Katie Woods’ Superpowers:
- Diversity in skills: I can do a lot or I’ll learn how to do it.
- Communication: I will bug the heck out of you if I need something to do my job.
- Excitability: I get really excited about things, work or otherwise, and I will be excited on calls and make memes if I feel passionate about something.
Katie Woods ’18 is an Animation & Game Arts alum, part of the program’s second-ever graduating class. Right after graduating, she moved to San Diego, CA for a job as a motion designer with Viasat, the organization Woods where she completed her internship. She worked with Viasat until 2021, when she joined the motion design team at Brazen Animation, a Texas-based animation studio, where she works fully remote, allowing for more time to invest in her other interests.
“I’ve begun diving into music and performing again, working out and fitness, as well as volunteering with the Orphan Kitten Club,” she says. “These things help me get out of the house and find fulfillment in things other than my job and creative projects.”
The career path that Woods has found herself on is very different from what she envisioned for herself while she was at Moore. “I remember, at Moore, I was stubbornly saying ‘I’m going to work as a character designer at Cartoon Network and that’s just what’s gonna happen!’” she recalls. “[But] after my internship I learned there are so many more things I can do with my skill set.” Woods also realized that her personality meshed better with a full-time motion graphics job. “I like the stability, the creativity I get with multiple projects and [I can] flex my abilities without burning out. I can still draw at the end of the day and pursue projects such as children’s book illustration, which I do on the side.”
Looking back, the most important thing Woods learned at Moore was how to learn—specifically how to pick up things like software programs quickly, which has allowed her to pursue a wide range of skills. The ability to learn also helped her become self-sufficient and adept at seeking information independently.
“At Moore, we are given projects to take in whatever direction we want, which I think encourages students to take their concepts, plus what they learned in class, and expand on it with free resources,” she says.
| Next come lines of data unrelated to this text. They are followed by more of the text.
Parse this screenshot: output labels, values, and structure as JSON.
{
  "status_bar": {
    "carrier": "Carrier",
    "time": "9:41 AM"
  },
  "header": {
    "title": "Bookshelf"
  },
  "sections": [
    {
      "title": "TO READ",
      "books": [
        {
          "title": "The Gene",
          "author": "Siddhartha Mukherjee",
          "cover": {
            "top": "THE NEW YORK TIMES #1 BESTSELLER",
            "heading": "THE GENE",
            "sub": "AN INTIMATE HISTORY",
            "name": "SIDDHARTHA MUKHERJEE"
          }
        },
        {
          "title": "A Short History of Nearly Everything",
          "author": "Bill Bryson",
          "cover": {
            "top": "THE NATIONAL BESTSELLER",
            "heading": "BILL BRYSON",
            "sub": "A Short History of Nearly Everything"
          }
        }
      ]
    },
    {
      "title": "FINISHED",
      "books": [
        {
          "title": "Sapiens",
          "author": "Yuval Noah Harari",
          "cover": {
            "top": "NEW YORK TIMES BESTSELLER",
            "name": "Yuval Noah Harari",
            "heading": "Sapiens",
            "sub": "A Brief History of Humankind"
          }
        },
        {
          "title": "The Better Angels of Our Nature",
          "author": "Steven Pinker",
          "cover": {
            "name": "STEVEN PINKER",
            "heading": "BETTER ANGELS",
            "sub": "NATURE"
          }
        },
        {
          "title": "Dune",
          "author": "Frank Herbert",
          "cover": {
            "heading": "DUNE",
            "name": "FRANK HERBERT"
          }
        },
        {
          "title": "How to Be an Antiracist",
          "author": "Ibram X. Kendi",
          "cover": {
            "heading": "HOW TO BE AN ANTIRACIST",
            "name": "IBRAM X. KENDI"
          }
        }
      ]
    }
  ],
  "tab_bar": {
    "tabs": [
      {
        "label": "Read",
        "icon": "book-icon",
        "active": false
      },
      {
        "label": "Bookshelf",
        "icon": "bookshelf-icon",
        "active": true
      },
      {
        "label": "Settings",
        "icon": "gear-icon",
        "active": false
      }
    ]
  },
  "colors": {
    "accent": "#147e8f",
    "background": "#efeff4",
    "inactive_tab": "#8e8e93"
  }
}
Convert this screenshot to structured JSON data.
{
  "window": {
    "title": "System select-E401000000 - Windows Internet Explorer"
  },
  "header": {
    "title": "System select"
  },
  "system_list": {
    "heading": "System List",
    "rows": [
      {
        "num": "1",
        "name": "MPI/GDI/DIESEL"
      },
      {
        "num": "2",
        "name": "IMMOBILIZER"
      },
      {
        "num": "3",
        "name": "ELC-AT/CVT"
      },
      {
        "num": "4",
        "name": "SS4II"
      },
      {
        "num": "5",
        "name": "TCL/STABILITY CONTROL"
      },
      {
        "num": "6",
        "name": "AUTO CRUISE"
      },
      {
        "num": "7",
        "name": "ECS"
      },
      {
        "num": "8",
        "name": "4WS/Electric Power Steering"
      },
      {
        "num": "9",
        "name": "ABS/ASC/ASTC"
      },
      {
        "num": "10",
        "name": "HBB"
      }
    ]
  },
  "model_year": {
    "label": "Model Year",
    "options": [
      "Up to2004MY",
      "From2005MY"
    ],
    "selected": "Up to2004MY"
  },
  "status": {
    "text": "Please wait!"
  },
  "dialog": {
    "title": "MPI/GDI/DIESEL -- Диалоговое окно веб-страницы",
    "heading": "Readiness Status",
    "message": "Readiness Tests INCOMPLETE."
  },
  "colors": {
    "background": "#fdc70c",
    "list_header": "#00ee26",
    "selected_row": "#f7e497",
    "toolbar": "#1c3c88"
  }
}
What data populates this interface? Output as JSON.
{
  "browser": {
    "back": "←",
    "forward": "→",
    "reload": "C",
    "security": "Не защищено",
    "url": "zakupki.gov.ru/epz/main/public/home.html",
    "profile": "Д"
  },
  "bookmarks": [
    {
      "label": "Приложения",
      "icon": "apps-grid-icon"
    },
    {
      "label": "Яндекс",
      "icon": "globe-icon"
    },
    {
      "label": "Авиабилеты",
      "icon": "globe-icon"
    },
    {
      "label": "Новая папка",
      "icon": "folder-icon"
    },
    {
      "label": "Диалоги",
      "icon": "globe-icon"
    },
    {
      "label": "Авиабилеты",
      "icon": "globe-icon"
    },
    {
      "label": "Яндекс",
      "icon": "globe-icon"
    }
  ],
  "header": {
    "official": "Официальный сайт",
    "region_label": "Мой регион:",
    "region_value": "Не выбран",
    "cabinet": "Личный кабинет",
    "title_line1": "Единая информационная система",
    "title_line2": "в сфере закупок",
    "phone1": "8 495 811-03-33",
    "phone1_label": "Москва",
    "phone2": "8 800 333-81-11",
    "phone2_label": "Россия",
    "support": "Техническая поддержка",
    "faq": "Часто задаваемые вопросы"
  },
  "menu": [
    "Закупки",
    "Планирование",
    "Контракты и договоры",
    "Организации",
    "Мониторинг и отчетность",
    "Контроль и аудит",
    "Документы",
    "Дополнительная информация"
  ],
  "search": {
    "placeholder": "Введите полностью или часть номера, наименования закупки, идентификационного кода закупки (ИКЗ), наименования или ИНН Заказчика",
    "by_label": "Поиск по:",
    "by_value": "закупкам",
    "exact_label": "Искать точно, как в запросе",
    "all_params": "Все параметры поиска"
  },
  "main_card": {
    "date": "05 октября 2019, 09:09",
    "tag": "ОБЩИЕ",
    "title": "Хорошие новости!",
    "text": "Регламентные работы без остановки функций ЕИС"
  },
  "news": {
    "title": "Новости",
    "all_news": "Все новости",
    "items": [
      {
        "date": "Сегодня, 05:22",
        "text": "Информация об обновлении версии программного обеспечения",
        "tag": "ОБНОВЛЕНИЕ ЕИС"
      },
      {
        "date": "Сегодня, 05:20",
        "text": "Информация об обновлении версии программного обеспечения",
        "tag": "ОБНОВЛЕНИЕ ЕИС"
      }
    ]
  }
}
Woods has three pieces of advice for current Moore students. First: don’t limit yourself to studio jobs—expand your search as broadly as possible, and consider corporate jobs, which can often allow for more creative freedom and better work-life balance. Second: practice life drawing and basic skills, even if you don’t think it’s relevant to your art. And finally: take breaks and invest in hobbies outside of art.
“I think a lot of students, including past Katie, feel like if they aren’t working or drawing, they aren’t doing anything,” she says. “You aren’t just a machine that produces artwork; you’re a person with a bunch of hobbies and interests. Don’t burn yourself out.”